What Happens in a Psychodrama?
/Psychodrama is an action method often used in a group therapy setting. Aspects of it can be used in the workplace, churches or other social gatherings. Psychodrama has three stages.
Part A: The Warm Up
In a psychodrama workshop the leader, or in psychodrama terminology, the director, leads the group first in a series of warm up exercises. The purpose of the warm up is to have attendees get to know one another, start building trust and feel more connected. The group then becomes a supportive place for the work to come. The warm ups help attendees leave the “there and then” for the “here and now”. That is, to leave behind the concerns and focus on what is going on at home, etc. and give their focus to what is going on in the workshop and with their emotions and wants.
Often the director will have members pair up in dyads. He/she will give them criteria on what to talk about. Such as: finding five things they have in common, who has loved them with their whole heart, a place where they felt at peace, etc. These dyads work for the general to the specific and from low risk, or low intensity towards higher intensity. It is a way to take incremental higher risks to reveal themselves as they build connections to others.
Other techniques employed including spectrograms where participants line up by criteria like height, hair color, distance traveled to get here today, etc. There are ways of seeing each other and where there is divergence and similarities in their experiences.
Included in these warm ups are some ritual around honoring confidentiality. A way that each person affirms they will not share other people’s identities outside the workshop.
Part B: The psychodrama:
Next a protagonist is chosen. Protagonist is the term for the group member whose story or drama is being enacted. They can be chosen by the director, by the group, or by talking with others who are warmed up to work.
The director explores with the protagonist what they want to work on and what they want to get from the drama. The talking part is usually kept brief that long as getting their energy channeled into action is more helpful.
An opening scene is chosen, and group members are picked by the protagonist to play the various characters in the scene. The location of the drama is defined and perhaps concretized by have scarves represent walls or other objects of the room. This process also helps warm up the protagonist to the emotions or experience from the past they want to explore.
Then the scene is put into action with the protagonist role reversing (stepping into the role of the other person in their drama) and saying what was said or done to the protagonist. Then the group member playing the role steps in and says that line to the protagonist.
Getting to the catharsis they perhaps get to express their feelings to their abusive parent and protect their child self from harm. Often a flood of anger or sadness comes to the fore.

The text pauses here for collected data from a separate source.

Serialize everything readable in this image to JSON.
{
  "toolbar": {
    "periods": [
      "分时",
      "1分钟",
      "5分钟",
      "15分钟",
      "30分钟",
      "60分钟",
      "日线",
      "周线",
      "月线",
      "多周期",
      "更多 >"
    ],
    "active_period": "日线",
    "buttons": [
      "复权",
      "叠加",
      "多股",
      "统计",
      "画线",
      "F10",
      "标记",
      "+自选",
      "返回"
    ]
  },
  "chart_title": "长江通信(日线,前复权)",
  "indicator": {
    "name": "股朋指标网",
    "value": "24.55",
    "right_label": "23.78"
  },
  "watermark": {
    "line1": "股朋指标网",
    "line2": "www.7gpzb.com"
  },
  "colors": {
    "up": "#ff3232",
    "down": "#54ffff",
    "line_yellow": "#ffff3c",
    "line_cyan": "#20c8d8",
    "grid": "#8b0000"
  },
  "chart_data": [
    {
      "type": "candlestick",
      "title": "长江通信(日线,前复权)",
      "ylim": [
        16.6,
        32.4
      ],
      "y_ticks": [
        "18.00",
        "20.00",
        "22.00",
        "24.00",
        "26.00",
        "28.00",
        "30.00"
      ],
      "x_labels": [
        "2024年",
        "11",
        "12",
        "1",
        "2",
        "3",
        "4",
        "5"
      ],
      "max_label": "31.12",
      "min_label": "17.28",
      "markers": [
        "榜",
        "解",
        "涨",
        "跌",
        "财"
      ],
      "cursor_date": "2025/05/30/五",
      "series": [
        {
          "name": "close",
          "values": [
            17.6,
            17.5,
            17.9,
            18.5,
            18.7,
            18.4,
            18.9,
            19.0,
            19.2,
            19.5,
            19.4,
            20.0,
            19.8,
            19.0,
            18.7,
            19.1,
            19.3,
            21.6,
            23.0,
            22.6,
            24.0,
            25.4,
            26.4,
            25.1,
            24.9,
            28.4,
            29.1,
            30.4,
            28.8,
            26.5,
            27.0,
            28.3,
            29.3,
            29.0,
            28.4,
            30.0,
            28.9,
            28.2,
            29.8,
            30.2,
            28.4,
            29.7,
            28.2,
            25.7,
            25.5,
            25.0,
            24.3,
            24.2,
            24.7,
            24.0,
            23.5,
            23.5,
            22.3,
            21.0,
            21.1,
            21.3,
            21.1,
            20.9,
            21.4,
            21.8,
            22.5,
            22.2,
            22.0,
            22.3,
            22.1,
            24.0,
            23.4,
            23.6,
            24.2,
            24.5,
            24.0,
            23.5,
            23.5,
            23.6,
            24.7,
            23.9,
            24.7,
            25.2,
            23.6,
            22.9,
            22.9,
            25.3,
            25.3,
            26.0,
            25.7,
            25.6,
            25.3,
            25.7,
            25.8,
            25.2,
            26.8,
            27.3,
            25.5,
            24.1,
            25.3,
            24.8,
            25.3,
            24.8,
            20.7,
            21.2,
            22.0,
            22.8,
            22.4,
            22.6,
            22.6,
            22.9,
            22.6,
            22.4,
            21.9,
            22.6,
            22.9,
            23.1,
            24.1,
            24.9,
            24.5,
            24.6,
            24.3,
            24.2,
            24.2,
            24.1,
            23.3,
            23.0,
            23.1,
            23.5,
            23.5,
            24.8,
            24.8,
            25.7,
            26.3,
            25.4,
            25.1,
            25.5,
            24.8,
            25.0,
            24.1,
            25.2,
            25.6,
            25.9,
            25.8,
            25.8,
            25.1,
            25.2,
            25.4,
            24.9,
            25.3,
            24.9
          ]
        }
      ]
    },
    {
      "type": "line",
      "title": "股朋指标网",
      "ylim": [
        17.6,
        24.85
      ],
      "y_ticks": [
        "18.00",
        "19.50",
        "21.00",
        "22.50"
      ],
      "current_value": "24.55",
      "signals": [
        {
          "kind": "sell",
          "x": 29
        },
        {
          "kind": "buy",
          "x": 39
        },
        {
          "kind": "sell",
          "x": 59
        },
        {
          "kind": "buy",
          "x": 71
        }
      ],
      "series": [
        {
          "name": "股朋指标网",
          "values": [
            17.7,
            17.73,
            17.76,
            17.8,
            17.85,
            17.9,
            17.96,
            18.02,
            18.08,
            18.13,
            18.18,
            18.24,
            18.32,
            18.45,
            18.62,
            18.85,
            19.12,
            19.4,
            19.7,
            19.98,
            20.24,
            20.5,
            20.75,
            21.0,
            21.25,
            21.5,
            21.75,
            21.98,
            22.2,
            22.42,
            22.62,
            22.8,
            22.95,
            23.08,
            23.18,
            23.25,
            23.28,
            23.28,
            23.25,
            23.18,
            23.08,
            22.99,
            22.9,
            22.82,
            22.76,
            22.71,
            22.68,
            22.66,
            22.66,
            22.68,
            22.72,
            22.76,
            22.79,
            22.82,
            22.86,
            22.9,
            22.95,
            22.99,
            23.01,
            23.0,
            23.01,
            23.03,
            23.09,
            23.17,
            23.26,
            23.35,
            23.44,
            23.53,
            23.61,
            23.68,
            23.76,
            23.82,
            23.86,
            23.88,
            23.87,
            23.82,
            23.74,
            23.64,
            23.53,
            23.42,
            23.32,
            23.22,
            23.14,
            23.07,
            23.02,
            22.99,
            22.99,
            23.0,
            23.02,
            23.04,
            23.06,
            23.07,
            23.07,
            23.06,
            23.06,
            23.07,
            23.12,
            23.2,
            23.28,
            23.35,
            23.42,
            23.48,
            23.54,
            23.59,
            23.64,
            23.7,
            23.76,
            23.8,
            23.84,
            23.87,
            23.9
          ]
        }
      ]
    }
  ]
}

This usually leads to a catharsis: a release of feelings or insight into their life that helps them make sense of what they are struggling with now.
The drama ends with group members de-roling. They do this by saying, “I am no longer playing the role of your mother, I am Jennifer.”
Part C: Sharing:
The group sits in a circle and the protagonist is encouraged to “stay in a bubble” where they focus on their own thought and feelings after doing their work. The director then gives the group a criterion about how to share about the drama. It can be “What did this work piece bring up for you?”
The sharing is not about the protagonist or any critique or comment about them but is about each person’s sharing some part of their own life struggle. It is an opportunity for the group members to be venerable and honest just as the protagonist has been.
Psychodrama is a powerful method that uses aspects of the theater arts that helps the participant find new meaning for past events, express long buried feelings and find new hope.